On average, the C&C professional is responsible or accountable for between one and five C&C initiatives (Figure 2) http://www.kmworld.com/downloads/70848/KMW_chart_2010_p12.pdf. However, there are some initiatives in which C&C professionals are held more accountable than others. Projects that most C&C professionals are held responsible or accountable for include: knowledge management, content management, collaboration, information capture and intranet/employee portals. In fact, more than 50 percent of respondents cited one of those projects as their primary responsibility. Because they are initiatives in which companies are clearly investing, it only makes sense that C&C professionals would spend more time on those projects.
Data quality and communications projects get the short end of the stick. C&C professionals spend little time on data quality, unified communications, e-mail/IM/Web conferencing, smartphone applications and text analytics. Only five percent of respondents cited any of those initiatives as their primary task. Those projects are just not top of mind for C&C professionals and—except for e-mail, IM and Web conferencing—their companies are not investing in them. Despite the fact that nearly 50 percent of companies are engaging in e-mail/IM/Web conferencing initiatives, only one percent of C&C professionals surveyed work on those projects.
Barriers to success
C&C professionals are accountable for a variety of projects. But do they believe their initiatives are successful? Twenty-six percent believe they are not successful, 34 percent believe they are moderately successful and 41 percent believe they are very successful.

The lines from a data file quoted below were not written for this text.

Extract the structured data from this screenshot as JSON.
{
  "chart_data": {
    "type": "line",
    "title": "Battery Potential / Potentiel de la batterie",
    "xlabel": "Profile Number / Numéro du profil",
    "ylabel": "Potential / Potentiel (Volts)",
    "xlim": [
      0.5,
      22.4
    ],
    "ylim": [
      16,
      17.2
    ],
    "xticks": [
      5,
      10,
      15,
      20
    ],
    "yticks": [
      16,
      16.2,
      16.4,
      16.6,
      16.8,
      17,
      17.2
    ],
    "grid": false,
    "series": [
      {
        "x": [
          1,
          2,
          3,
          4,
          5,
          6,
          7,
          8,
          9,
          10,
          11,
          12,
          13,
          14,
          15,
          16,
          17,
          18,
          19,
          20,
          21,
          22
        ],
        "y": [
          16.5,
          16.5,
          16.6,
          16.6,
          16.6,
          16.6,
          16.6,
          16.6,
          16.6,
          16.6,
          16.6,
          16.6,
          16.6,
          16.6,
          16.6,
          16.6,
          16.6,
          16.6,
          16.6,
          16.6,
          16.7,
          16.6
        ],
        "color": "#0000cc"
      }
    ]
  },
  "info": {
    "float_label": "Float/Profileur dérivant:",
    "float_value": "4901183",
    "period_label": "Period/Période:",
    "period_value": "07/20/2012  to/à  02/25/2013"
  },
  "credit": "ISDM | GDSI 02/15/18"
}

We asked C&C professionals to select the top barriers hampering the success of their primary initiative. Nearly 40 percent believe company politics and culture hinder success. That means C&C pros need to increase their focus on communications, influence and change management in the context of running programs. The other most cited barriers to success included funding constraints (28 percent), complexity of the IT environment (26 percent) and lack of staff (23 percent).